Jillian Hepner was one of those perfect members of a fantasy race who walk among us but are very, very rare, and only glimpsed briefly from across the cafeteria or in passing in the hallway or in a tiny square black and white photograph in last year’s yearbook that you can look at as much as you want when you’re alone in your room, but it’s not as good as the real thing. Her skin was completely smooth and all the same color, and her clothes fit her body exactly like they were supposed to. Clothes always looked very, very weird on me, thick and bunchy in places where there weren’t supposed to be any bunches.

Jillian Hepner had freckles under her eyes and her voice was sleepy-sounding, and she was also so nice that it was almost unfair for her to be so good. I’m almost positive that no one didn’t like her. Her hair was shiny and she pulled it up on top of her head and tied it together in a messy bundle that was so many different colors of gold that calling it blonde seemed unfair to Jillian Hepner’s hair.

I was intensely jealous of whatever future boyfriend Jillian Hepner would have someday who would actually get to touch her and kiss the freckles under her eyes and hear her sleepy voice all the time.

She was so perfect that whenever there was a possibility of actually being in close proximity to her, I hoped very, very much that it wouldn’t happen. And although it hadn’t happened yet, the idea that we might one day be some situation in real life where we would have to talk to each other was entirely terrifying and intensely undesirable.

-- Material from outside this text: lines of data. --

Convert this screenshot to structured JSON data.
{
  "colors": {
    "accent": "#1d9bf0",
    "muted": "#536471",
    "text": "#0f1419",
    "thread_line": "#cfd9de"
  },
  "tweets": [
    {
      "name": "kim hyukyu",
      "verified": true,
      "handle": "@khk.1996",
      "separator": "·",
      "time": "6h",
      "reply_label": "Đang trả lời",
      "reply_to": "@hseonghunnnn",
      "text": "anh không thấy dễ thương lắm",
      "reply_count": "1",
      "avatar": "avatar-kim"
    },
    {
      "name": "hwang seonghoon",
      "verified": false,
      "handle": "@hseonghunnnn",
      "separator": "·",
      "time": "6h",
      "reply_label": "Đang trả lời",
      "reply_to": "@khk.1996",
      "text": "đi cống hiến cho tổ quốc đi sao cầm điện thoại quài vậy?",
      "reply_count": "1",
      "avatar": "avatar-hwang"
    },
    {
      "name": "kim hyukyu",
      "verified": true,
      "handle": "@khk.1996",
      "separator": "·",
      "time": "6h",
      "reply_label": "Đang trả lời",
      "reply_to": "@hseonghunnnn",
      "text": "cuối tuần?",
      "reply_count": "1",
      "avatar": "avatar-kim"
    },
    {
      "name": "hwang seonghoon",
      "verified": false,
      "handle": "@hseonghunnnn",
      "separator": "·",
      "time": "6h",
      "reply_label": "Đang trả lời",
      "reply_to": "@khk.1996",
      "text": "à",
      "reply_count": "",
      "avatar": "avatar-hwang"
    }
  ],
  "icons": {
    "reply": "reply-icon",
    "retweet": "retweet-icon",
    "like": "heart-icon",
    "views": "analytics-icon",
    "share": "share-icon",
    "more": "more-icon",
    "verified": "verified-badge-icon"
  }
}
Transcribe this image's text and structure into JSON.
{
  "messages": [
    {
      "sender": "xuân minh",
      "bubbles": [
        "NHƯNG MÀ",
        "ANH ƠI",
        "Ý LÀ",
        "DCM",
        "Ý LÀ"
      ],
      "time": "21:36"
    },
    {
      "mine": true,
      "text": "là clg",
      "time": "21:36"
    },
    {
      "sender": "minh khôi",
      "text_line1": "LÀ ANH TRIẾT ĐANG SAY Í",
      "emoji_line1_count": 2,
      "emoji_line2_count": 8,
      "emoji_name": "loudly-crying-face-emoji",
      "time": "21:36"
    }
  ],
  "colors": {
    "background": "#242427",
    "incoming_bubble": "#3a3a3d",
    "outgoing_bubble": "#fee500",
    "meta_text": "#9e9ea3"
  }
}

In my head though, it was not terrifying at all. I had imaginary conversations with Jillian Hepner while I walked to the bus stop, while I waited (as long as there was no one around), while I was in my room. Sometimes I played Tetris on the computer and talked to Jillian Hepner for an hour or so. In my imagination I was always very funny and made lots of jokes that I imagined vaguely, and whatever I said made Jillian Hepner laugh hard and bend over and put her hand on my arm. Stop, she would say through her laughter, You are too funny.

And we didn’t just talk, in my imagination. I liked to imagine situations where I needed to rescue Jillian Hepner. Like if a terrorist held the whole school hostage and made us all go into the gym and sit on the floor, and aimed a machine gun at us and said he would kill one of us every hour until his demands were met, then I would make eye contact with Jillian Hepner, who would be crying softly, and I would say with my eyes, I’m going to save us, don’t worry. And her eyes would be all red from crying but she would signal back to me No, don’t try to be a hero, just do what he says. But I would stand up and the terrorist would aim his machine gun right at me but I would make an impassioned speech (this I also imagined only vaguely) and he would drop the machine gun and beg for my forgiveness and Jillian would come right up to me and take my face in both of her hands and say, out loud, You are amazing.

Or I imagined a pipe might burst in the basement and they would call us all into the cafeteria to keep us safe from the rising waters and someone would shout out, Jillian Hepner is missing! And then someone else would shout out, I think she was in the basement! And I would slip away in the commotion and hurry down into the basement where I would see Jillian Hepner, her messy bun all wet strands, holding on to a light fixture for safety and I would swim through the rushing waters to save her, and she would hold on to me and gasp in my ear while we swam back to safety. And also, by the way, the reason she couldn’t just swim by herself was because in the flood something had floated by and hit her very hard on the kneecap. I added that part in later.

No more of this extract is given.